A few years back, a fantasy baseball league sued Major League Baseball. Fantasy leagues allow average joes to play general manager by assembling teams of professional athletes. The fantasy-leaguers earn points (or something--we don't play ourselves, so this is purely uninformed speculation) based on how well the various players on their virtual teams perform in the real world. Back in 2005, MLB wanted, in effect to corner the market in fantasy baseball for itself and restrict competing leagues from using the statistics of major-league players--essentially putting these competitors out of business. The courts correctly ruled against Major League Baseball, finding that statistics are public information and that no corporation could claim ownership of those facts.

MLB overreached, but they based their argument on a more accepted principle: the right of people to control the use of their image, particularly in commercial ventures. While fantasy leagues have the right to use public information like player stats, they presumably would not have the right to use pictures of actual players in promoting their product--at least without compensating the players. A question, though: What happens when the statistics ARE the image?

Last year, a former college football quarterback, Sam Keller, sued the video game publisher Electronic Arts, claiming that they misappropriated his image for an NCAA Football video game. The catch is that, technically, EA can claim that they didn't. NCAA rules, you see, prohibit the game developers from using players' names, so strictly speaking the "athlete" portrayed in NCAA Football was not "Sam Keller"--it was just an avatar wearing his jersey number, with his height, weight, stats, and playing style. In effect, EA could claim that all they did was utilize the public information, statistics, to program a player for use in its game.

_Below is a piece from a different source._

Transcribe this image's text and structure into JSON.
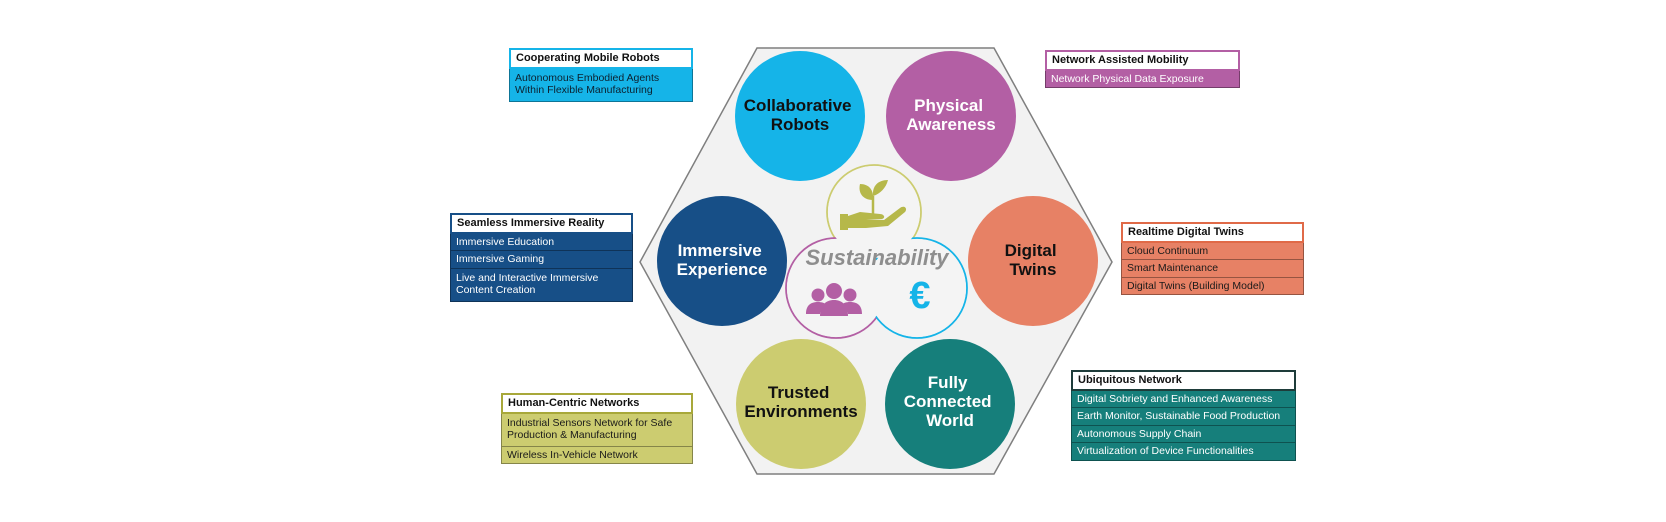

Where that argument would fail, we think, is in the fact that so much "incidental" information went into the avatar's programming: things like Keller's jersey number and hometown, for example. We wonder, though, what would happen if the game's developers had created a virtual player that looked nothing like Keller, but that was programmed with Keller's stats? Theoretically, there would be no lawsuit. At the same time, there would be less interest in the game.

Part of the appeal of these hyper-realistic sports video games lies in the fact that you get to "play" as your favorite player. A video game that incorporated all the actual statistics but displayed generic-looking athletes would presumably not find as much popularity as one that utilized player likenesses--even if you could play as a really cool avatar like. . . well, like those avatars from "Avatar." And you know James Cameron would take a piece of that action.

Let's not keep pretending that college sports is anything other than big business and that college athletes--particularly in the big-money sports like football and basketball--are in any meaningful way different from the professional athletes they hope one day to be. If a game company's business model derives profit from the use of these folks' images, they should be compensated just like anyone else.